EDISON (9,13 euro; 17.678 lire) scampa il pericolo di una revisione al ribasso delle tariffe di vendita dell'energia elettrica all'Enel (provvedimento CIP 6). L'annunciato intervento dell'Autorità per l'energia, infatti, tocca in maniera ridotta EDISON: solo la centrale di Sarmato, inaugurata pochi giorni fa, viene colpita dal provvedimento. EDISON continua a colpi di accordi la sua strategia tesa a farne un operatore di primo piano del settore energetico in Italia: ha concluso un accordo con l'AEM di Torino per la costruzione di una nuova centrale; è interessata ad acquisire una partecipazione nell'ACEA (la municipalizzata per l'acqua e l'energia elettrica di Roma); è interessata a rilevare una partecipazione nell'Olivetti (Telecom è uno dei più grandi consumatori di elettricità in Italia e potrebbero essere conclusi accordi di espansione comune in Paesi del Mediterraneo); è vicina a concludere un accordo per importare corrente elettrica dall'estero; ha infine rilevato la residua partecipazione nella Riva Wind Power, attiva nella produzione di energia eolica.
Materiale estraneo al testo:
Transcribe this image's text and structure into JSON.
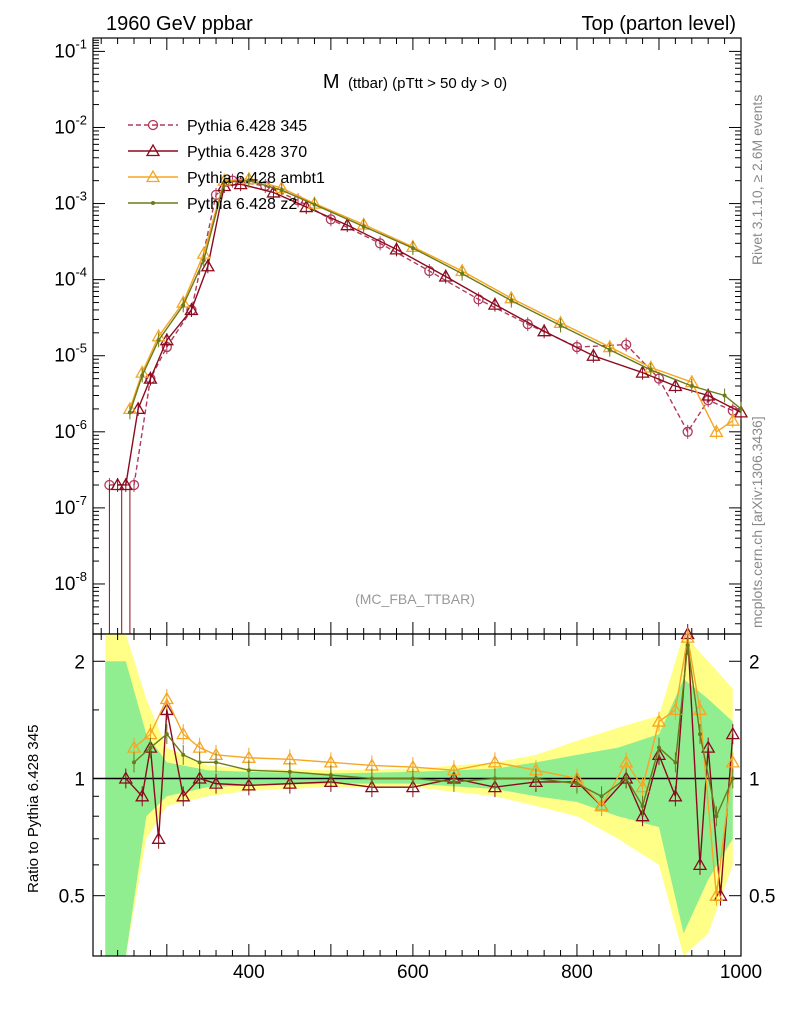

Proprio in questi giorni parte la prima fornitura diretta di corrente elettrica ad un'impresa veneta - il primo concreto esempio di liberalizzazione del settore - e sono al via altre forniture (tra cui Italcementi).
Dopo le decisioni dell'Authority, il titolo ha guadagnato terreno ed è adesso caro. Tuttavia, visto l'attivismo e le ottime prospettive della società, vi consigliamo di mantenere il titolo.

EDISON

La liberalizzazione del settore non intacca le prospettive reddituali della società. Mantenere.